I found one $1 bill that’s about 1.5 mm wider than a normal $1 bill, and maybe 1mm longer. The print isn’t larger, it just has extra blank space on 2 sides. It seems to pass all the tests described here to my untrained eye, except I can’t tell if the blue and red threads are actually embedded or printed. Is this definitely counterfeit, or can it be a defective but real one? If it’s counterfeit, who’d go to the trouble of producing such a good fake and still get the size wrong?

And who would go to the trouble of producing counterfeit $1 bills?

I’ve had many such bills in my time. I always chalked it up to “margin of error” during the cutting process.

Nobody counterfeits singles. I’d chalk up the size to inflation.

I’ve gotten one before. I guess one good thing about passing phony $1 bills is that no one expects to get passed a phony $1 bill.

I guess that’s the most reasonable explanation. But it’s pretty sloppy quality control true - this bill won’t even go into a vending machine, which is why I noticed it.

It could be a kid who is just seeing how real he can make it, not a hard core counterfeiter.

Every few years it seems, some of the local college students pit their Photoshop skills and printing technology against the local change machines. They usually manage to walk off with $50 in quarters.

scr4’s bill is likely just the result of the mint’s sheet cutters getting a little out of alignment.

I’ve had friends founterfeit singles and fives while in college. Usually they used the singles to get into parties (dark room, drunk people taking the money, no one notices), they used the fives (and tens I think) for pizza, that way they would get the change. Also, don’t forget, true or not, people think they won’t get in as much trouble for printing off singles for the pizza guy then they will for say trying to pass of a million dollar bill at walmart.
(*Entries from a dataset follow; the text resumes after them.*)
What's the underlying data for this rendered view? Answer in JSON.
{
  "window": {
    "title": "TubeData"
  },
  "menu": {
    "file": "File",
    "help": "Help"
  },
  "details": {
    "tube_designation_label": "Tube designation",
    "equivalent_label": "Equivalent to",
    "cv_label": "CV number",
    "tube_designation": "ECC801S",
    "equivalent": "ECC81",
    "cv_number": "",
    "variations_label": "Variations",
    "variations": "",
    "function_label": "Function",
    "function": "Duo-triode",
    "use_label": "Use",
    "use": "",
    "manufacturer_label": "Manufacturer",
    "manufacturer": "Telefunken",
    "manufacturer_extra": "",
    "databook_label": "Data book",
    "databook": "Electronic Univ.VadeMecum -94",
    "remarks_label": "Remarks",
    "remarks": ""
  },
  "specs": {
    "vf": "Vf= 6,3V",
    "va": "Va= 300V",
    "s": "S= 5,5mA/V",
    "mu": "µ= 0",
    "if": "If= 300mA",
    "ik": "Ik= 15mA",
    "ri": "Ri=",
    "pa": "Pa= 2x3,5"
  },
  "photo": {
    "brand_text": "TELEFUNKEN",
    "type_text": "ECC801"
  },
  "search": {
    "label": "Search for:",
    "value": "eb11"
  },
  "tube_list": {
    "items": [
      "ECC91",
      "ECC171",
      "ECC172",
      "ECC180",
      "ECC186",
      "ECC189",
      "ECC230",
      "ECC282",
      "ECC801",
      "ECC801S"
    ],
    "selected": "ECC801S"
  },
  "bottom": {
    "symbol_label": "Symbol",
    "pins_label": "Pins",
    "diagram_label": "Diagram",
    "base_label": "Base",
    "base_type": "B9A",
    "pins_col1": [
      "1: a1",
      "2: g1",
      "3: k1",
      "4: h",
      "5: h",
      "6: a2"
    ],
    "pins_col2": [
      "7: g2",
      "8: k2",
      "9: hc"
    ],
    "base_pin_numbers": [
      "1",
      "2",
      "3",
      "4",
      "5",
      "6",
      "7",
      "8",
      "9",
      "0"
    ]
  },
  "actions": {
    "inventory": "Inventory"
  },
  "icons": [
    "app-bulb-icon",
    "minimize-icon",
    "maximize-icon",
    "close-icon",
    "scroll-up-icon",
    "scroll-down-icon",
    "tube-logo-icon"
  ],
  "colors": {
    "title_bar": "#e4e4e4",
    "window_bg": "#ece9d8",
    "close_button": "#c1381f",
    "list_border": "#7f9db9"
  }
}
One of my former bosses thought nobody’d care if he counterfeited $1 bills, and tried to deposit some into his bank account. He’s now serving time.

According to the security folks when I worked for Chase Manhattan Bank, the $5 is the most counterfeited bill. It’s easier to pass in convenience stores, etc.

And it’s incredibly dumb to try and deposit your fakes right into a bank! Tellers
A)see and feel tons of money all day long
B)Have specific training on spotting forgeries
C)Have a direct phone number to the Secret Service, whom they are charged to call if they have any suspicions or questions.
D) Are personally responsible for any overages or underages they process
E) Work in a high security environment for semi-decent pay.

Whereas your average 7-11 clerk has no training, works for diddly and generally couldn’t care less if they take a few bad fives.

Just don’t try and counterfeit $2 bills

The treasury department will actually sell you, for a slight premium, an UNCUT sheet of US bills. Kind of neat to have a sheet of bills like that, makes a nice present for the kids.
From time to time a recipient of such a sheet runs across hard times, and cuts the sheet down to size manually.
It’s legal, but quite likely to get accused of being bogus currency.
Might be what’s happenned here. Might not.

Snopes says undetermined.

I think Jonathan Woodall’s theory that it was cut down from a sheet of one dollar bills is the most likely. I really can’t imagine that the cutting error could happen at the Bureau of Engraving and Printing. For one thing, their cutting machines are fairly precise and for another, they’d notice it when other machines stack the bills.

Huh. I didn’t doubt the story for a minute.

I used to work for a business that was not too popular in the community–a blood plasma donation center, which other businesses complained attracted scuzzy people. To show the local merchants that we were good for their business, we started paying our donors in two-dollar bills, on the theory that the other businesses would thereby know where that money was coming from. Now isn’t that a great way to get on a shop’s good side: flood the community with currency that they don’t have a slot for in their cash registers?

They did just manage to ship out some Wisconsin quarters with extra leaves on the corn.

Jonathan’s explanation is what I thought of first when reading this thread.

scr4. If you post the serial number of the bill and the date on the bill, I’ll be able to tell you if it’s from an uncut sheet.

I might be blind, because I don’t see the extra leaves. Really.
I’ve studied the circled photos and I can’t see the differences. :smack:

Agreed, the pictures were awful. There was a thread on the Wisconsin quarters a couple months back that linked to better pictures. Of course, I can’t find it.